Ce dossier de stupéfiants avait débuté en juillet 2014 par un renseignement anonyme rapportant l'existence d'un vaste trafic de drogue entre la région marseillaise et la Corse, trafic ayant à sa tête le fils d'une figure du grand banditisme corse assassiné prénommé "Christophe" et ayant comme lieutenant un autre "Christophe", identifié depuis comme Christophe Andréani, 34 ans, son ami d'enfance.
Les filatures se révélaient fructueuses: étaient ainsi dévoilées les relations de Christophe Guazzelli avec des membres de haut niveau du banditisme marseillais, comme le trafiquant international de cocaïne Eddy Boussaid, abattu en septembre 2016 à Marignane, ou encore son associé Hamza Djouhoud, tué en avril 2021.
Traces papillaires
Les enquêteurs constataient également "l'existence d'un lien fort, quasi-filial, de Christophe Guazzelli avec un autre malfaiteur bien connu du banditisme corso-marseillais, Jacques Mariani", fils de Francis, autre ex-parrain de la "Brise de mer", lui aussi tué en 2009.

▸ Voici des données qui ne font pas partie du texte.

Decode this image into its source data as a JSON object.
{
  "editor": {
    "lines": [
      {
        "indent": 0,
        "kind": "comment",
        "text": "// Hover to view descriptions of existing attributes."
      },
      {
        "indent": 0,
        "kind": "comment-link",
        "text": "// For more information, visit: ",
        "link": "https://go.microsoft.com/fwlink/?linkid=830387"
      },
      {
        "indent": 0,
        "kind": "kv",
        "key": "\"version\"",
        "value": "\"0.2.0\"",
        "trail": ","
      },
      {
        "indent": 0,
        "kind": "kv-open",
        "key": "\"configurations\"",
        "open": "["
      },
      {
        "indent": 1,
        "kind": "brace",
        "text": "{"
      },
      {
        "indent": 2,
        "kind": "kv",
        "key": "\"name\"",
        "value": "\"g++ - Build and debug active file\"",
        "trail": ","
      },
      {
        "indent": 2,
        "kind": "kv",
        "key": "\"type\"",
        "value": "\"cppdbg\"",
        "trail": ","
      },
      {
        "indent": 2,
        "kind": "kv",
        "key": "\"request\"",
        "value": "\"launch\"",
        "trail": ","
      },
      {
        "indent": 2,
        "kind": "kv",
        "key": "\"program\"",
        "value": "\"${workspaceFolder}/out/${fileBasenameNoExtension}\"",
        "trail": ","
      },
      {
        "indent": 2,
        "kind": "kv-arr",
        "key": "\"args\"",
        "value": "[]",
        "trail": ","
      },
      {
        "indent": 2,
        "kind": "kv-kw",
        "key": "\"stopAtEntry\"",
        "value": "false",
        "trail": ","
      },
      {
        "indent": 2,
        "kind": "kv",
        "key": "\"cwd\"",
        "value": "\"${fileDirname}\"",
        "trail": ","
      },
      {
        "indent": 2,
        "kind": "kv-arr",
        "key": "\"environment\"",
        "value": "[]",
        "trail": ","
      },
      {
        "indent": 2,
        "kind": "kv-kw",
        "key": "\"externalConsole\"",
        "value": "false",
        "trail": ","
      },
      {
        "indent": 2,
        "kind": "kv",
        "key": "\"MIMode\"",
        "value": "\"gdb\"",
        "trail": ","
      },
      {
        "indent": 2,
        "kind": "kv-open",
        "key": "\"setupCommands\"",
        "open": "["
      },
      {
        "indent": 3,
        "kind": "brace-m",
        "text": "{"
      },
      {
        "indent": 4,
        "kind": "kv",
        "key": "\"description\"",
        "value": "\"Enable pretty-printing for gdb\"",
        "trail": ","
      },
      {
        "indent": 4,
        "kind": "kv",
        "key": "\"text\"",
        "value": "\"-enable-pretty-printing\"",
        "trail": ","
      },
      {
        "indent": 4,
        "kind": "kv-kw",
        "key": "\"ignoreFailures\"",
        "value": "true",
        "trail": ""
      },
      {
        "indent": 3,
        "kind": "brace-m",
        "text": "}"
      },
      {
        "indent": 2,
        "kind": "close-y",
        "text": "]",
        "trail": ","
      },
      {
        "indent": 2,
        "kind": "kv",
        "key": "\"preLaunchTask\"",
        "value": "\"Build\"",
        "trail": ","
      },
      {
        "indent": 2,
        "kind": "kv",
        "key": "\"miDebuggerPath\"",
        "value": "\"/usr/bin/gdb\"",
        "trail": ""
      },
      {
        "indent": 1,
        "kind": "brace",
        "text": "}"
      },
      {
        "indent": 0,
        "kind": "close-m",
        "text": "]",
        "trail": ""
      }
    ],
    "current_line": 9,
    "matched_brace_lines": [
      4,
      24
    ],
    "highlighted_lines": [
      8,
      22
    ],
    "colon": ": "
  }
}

En octobre 2017, lors d'une perquisition dans une résidence squattée à Saint-Florent (Haute-Corse), les enquêteurs mettent la main sur 62 kg de cannabis et relèvent des traces papillaires de Richard Guazzelli et l'ADN de Christophe Andreani. Quant à Christophe Guazzelli, la ligne "PGP" qui lui a été attribuée a borné dans la zone, ajoute l'accusation.
Le 12 décembre 2017, un vaste coup de filet aboutissait à la saisie de téléphones à la technologie ultra-sécurisés PGP, utilisant des mails cryptés. Ceux-ci allaient être percés et "révéler l'importance d'un trafic d'envergure internationale", écrit l'accusation, en évoquant les liens de la bande avec le Maroc et l'Espagne pour l'importation.
Les frères Guazzelli, qui nient les faits, ont été interpellés en Corse ce même 12 décembre 2017, sept jours à peine après le double assassinat de Bastia.
Le procès est prévu jusqu'à la fin du mois.